Anxiety was measured in the light/dark box and the elevated plus maze. In the light/dark box, significant interaction between genotype x sex x within-session period was found for the ratio of time spent in the dark vs light, a classic measure of anxiety, [F(2,417) = 2.969, p ≤ 0.05] (Fig. 6a). The difference was significant for the initial 5 min of the session [F(2,41) = 3.561, p ≤ 0.05] (Fig. 6b) with decreased anxiety in homozygous animals compared to both wild type (p < 0.001) and heterozygous animals (p < 0.01). Similarly, homozygous ko mice tended to spend more time in the open arms of the elevated plus maze, suggesting decreased anxiety, but this effect did not reach statistical significance (Fig. 6c).

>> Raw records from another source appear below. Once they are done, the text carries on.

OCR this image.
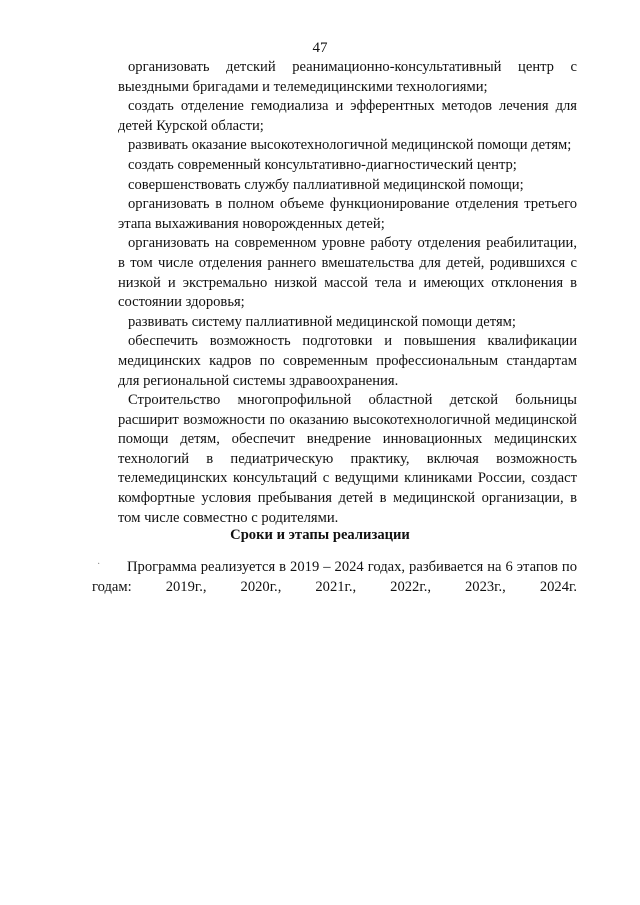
47

организовать детский реанимационно-консультативный центр с выездными бригадами и телемедицинскими технологиями;

создать отделение гемодиализа и эфферентных методов лечения для детей Курской области;

развивать оказание высокотехнологичной медицинской помощи детям;

создать современный консультативно-диагностический центр;

совершенствовать службу паллиативной медицинской помощи;

организовать в полном объеме функционирование отделения третьего этапа выхаживания новорожденных детей;

организовать на современном уровне работу отделения реабилитации, в том числе отделения раннего вмешательства для детей, родившихся с низкой и экстремально низкой массой тела и имеющих отклонения в состоянии здоровья;

развивать систему паллиативной медицинской помощи детям;

обеспечить возможность подготовки и повышения квалификации медицинских кадров по современным профессиональным стандартам для региональной системы здравоохранения.

Строительство многопрофильной областной детской больницы расширит возможности по оказанию высокотехнологичной медицинской помощи детям, обеспечит внедрение инновационных медицинских технологий в педиатрическую практику, включая возможность телемедицинских консультаций с ведущими клиниками России, создаст комфортные условия пребывания детей в медицинской организации, в том числе совместно с родителями.

Сроки и этапы реализации
·	Программа реализуется в 2019 – 2024 годах, разбивается на 6 этапов по годам: 2019г., 2020г., 2021г., 2022г., 2023г., 2024г.
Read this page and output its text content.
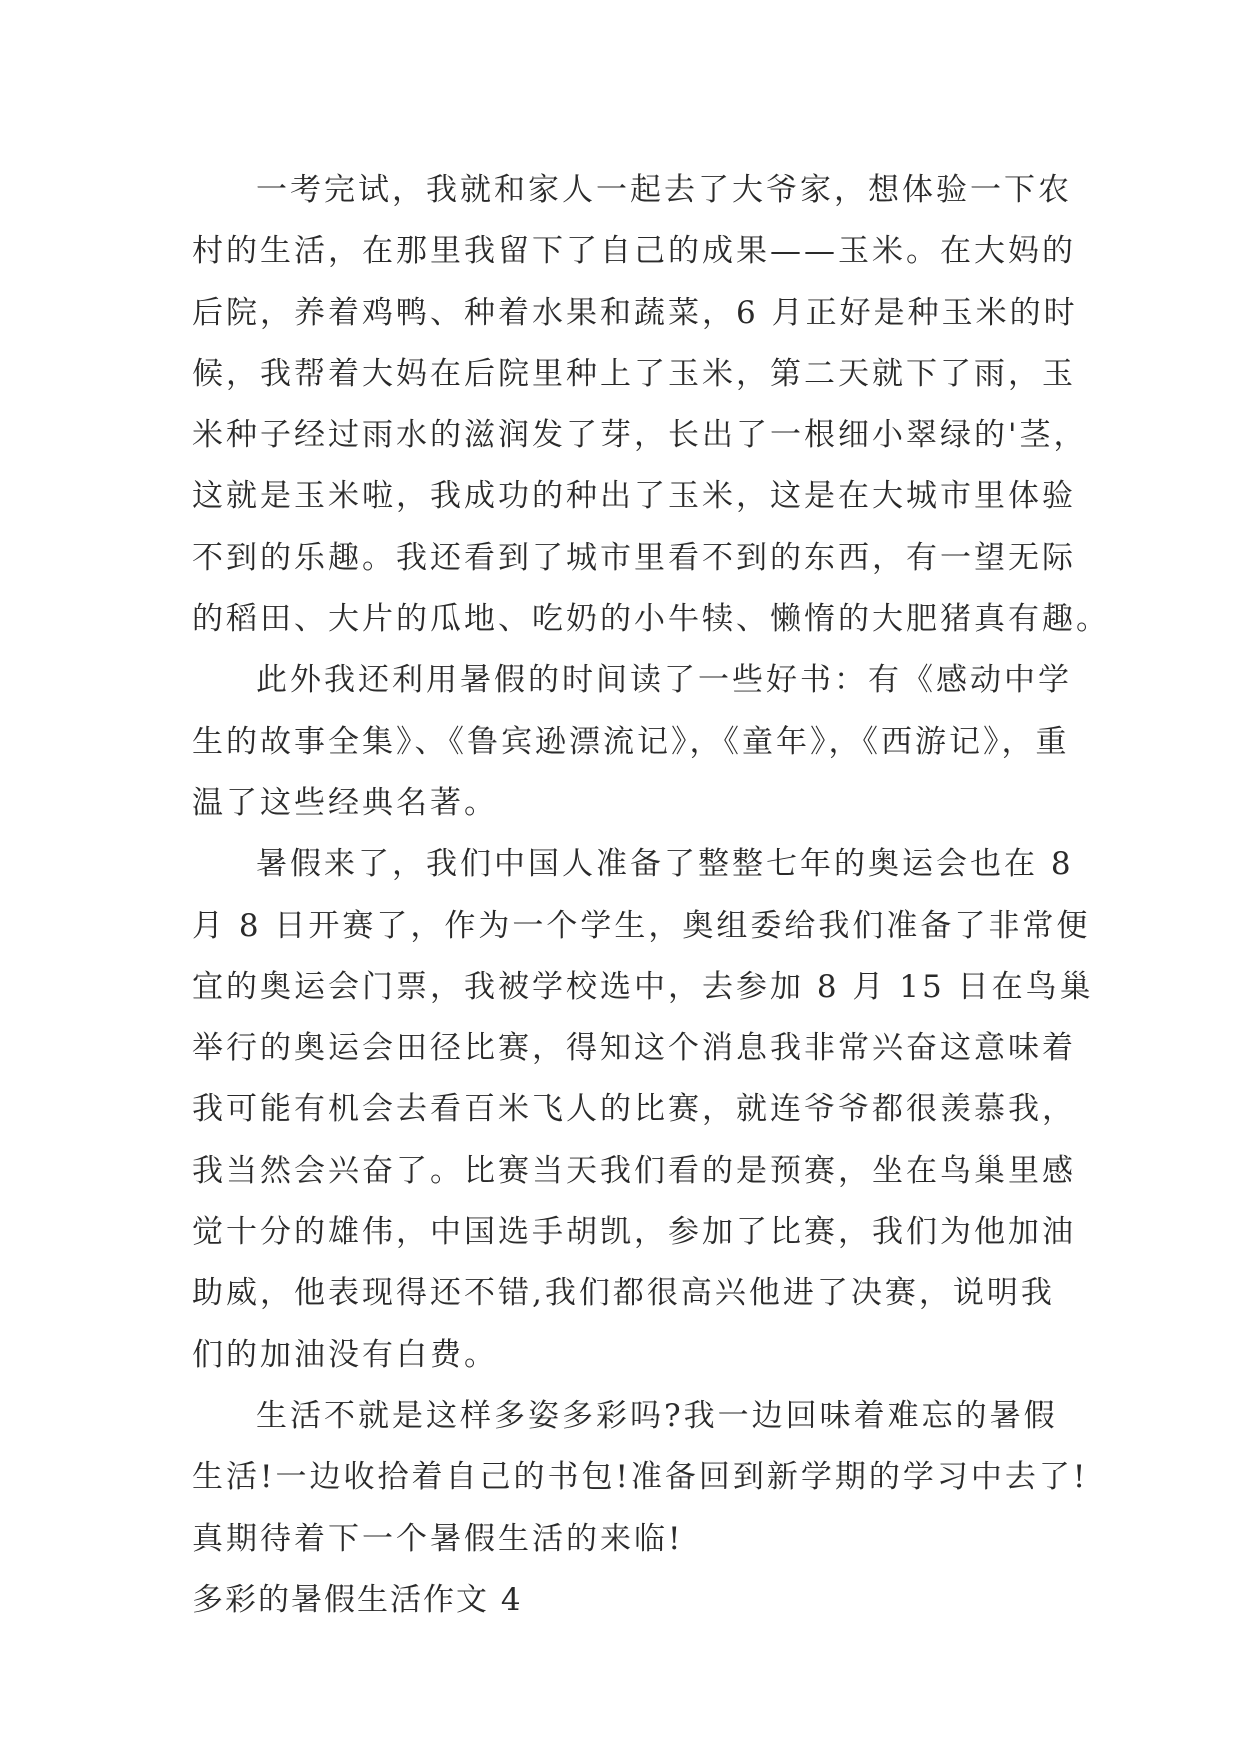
一考完试，我就和家人一起去了大爷家，想体验一下农
村的生活，在那里我留下了自己的成果——玉米。在大妈的
后院，养着鸡鸭、种着水果和蔬菜，6 月正好是种玉米的时
候，我帮着大妈在后院里种上了玉米，第二天就下了雨，玉
米种子经过雨水的滋润发了芽，长出了一根细小翠绿的'茎，
这就是玉米啦，我成功的种出了玉米，这是在大城市里体验
不到的乐趣。我还看到了城市里看不到的东西，有一望无际
的稻田、大片的瓜地、吃奶的小牛犊、懒惰的大肥猪真有趣。
此外我还利用暑假的时间读了一些好书：有《感动中学
生的故事全集》、《鲁宾逊漂流记》，《童年》，《西游记》，重
温了这些经典名著。
暑假来了，我们中国人准备了整整七年的奥运会也在 8
月 8 日开赛了，作为一个学生，奥组委给我们准备了非常便
宜的奥运会门票，我被学校选中，去参加 8 月 15 日在鸟巢
举行的奥运会田径比赛，得知这个消息我非常兴奋这意味着
我可能有机会去看百米飞人的比赛，就连爷爷都很羡慕我，
我当然会兴奋了。比赛当天我们看的是预赛，坐在鸟巢里感
觉十分的雄伟，中国选手胡凯，参加了比赛，我们为他加油
助威，他表现得还不错,我们都很高兴他进了决赛，说明我
们的加油没有白费。
生活不就是这样多姿多彩吗?我一边回味着难忘的暑假
生活!一边收拾着自己的书包!准备回到新学期的学习中去了!
真期待着下一个暑假生活的来临!
多彩的暑假生活作文 4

We also assessed sensorimotor gating, i.e., an ability to filter out redundant stimuli, in the Kiaa0319 mutant mice using the prepulse inhibition/facilitation (PPI/PPF) of the acoustic startle response. We used different latencies to the startle-eliciting stimulus (SES) to measure both prepulse facilitative and inhibitory effects on the reactivity to the SES. No differences in prepulse inhibition across genotypes and sex were detected, although there was a significant genotype x sex x stimulus type interaction [F(16,3423) = 1.92, p ≤ 0.05]. Further post hoc analysis revealed increased prepulse inhibition in homozygous males for stimuli with long gaps (400 and 800 ms) between prepulse and SES, compared both with wild-type and heterozygous mice (p ≤ 0.001) (Fig. 6d). There was no difference between females (Fig. 6e) or for any other stimuli combination in males.
Taken together, those data suggest the possibility of subtle alterations in anxiety-related behaviour and in sensorimotor gating resulting from Kiaa0319-deletion, although further analyses with larger cohorts and/or different tests may be necessary to replicate and extend these initial results.